Creating an index of one or even a few WARC/ARC file is also easy and does not require any of this setup. The cdx-indexer application which comes with the pywb can do this via command line:
For example:
cdx-indexer -s output.cdx [input1.warc.gz] [/path/to/dir/]This command will create a merged, sorted index output.cdx from files input1.warc.gz and all WARC/ARC files in directory /path/to/dir/. If the directory contains a few WARCs, this is probably the right approach to creating an index.
The distributed indexing job uses this tool to build an index for each file in parallel (using Hadoop).
An index for a web archive (WARC or ARC) file is often referred to as a CDX file, probably from Capture/Crawl inDeX (CDX). A CDX file is typically a sorted plain-text file (optionally gzip-compressed) format, with each line representing info about a single capture in an archive. The CDX contains multiple fields, typically the url and where to find the archived contents of that url.
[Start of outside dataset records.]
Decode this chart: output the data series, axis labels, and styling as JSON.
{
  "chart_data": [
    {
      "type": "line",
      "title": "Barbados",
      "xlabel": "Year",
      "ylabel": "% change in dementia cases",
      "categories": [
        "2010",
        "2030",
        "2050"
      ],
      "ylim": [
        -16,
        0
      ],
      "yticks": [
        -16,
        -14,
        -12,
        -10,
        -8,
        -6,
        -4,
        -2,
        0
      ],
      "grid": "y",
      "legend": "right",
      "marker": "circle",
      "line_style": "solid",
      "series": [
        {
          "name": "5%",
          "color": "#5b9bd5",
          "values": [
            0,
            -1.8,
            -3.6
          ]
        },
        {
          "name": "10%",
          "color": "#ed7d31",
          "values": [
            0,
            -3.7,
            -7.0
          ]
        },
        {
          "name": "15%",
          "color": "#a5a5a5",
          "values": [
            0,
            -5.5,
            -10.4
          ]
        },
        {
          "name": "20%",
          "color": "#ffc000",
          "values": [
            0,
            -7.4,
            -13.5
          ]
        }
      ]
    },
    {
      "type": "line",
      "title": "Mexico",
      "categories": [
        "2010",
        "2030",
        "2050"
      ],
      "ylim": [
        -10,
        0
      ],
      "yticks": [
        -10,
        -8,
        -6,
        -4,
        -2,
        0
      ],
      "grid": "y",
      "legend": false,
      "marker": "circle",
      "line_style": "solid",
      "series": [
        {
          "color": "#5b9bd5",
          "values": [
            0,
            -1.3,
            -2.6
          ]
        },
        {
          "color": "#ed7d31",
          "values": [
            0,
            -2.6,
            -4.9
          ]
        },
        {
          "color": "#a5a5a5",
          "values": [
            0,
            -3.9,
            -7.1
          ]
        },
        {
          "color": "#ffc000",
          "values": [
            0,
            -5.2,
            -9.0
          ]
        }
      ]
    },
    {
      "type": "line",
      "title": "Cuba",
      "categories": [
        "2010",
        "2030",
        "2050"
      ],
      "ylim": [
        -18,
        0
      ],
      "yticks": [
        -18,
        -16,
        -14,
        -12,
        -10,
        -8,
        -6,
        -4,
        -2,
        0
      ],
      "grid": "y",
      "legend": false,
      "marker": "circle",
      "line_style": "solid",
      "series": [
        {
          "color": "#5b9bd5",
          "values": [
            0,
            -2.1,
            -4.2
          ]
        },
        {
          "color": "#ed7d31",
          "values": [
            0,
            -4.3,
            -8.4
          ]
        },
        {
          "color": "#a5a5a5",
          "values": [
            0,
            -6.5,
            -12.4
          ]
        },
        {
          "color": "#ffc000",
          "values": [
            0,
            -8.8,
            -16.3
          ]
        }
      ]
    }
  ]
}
Unfortunately, no standardized format for CDX files exists, and there have been many formats, usually with varying number of space-seperated fields. Here is an old reference for CDX File (from Internet Archive). In practice, CDX files typically contain a subset of the possible fields.
While there are no required fields, in practice, the following 6 fields
are needed to identify a record: url search key, url timestamp, original url, archive file, archive offset, archive length. The search key is often the url transformed and 'canonicalized' in a way to make it easier for lexigraphic seaching.
A common transformation is to reverse subdomains example.com -> com,example,)/ to allow for searching by domain, then subdomains.
The indexing job uses the flexible pywb cdx-indexer to create indexs of a certain format. However, the other jobs are compatible with any existing CDX format as well. Other indexing tools can be used also but require seperate integration.
A CDX file is generally accessed by doing a simple binary search through the file. This scales well to very large (multi-gigabyte) CDX files. However, for very large archives (many terabytes or petabytes), binary search across a single file has its limits.
A more scalable alternative to a single CDX file is gzip compressed chunked cluster, with a binary searchable index. In this format, sometimes called the ZipNum or Ziplines cluster (for some X number of cdx lines zipped together), all actual CDX lines are gzipped compressed an concatenated together. To allow for random access, the lines are gzipped in groups of X lines (often 3000, but can be anything). This allows for the full index to be spread over N number of gzipped files, but has the overhead of requiring N lines to be read for each lookup. Generally, this overhead is negligible when looking up large indexes, and non-existent when doing a range query across many CDX lines.
The goal of the last job is to create such a index, split into a number of arbitrary shards. For each shard, there is an index file and a secondary index file. At the end, the secondary index is concatenated to form the final, binary searchable index. The number of shards is variable and is equal to the number of reducers used.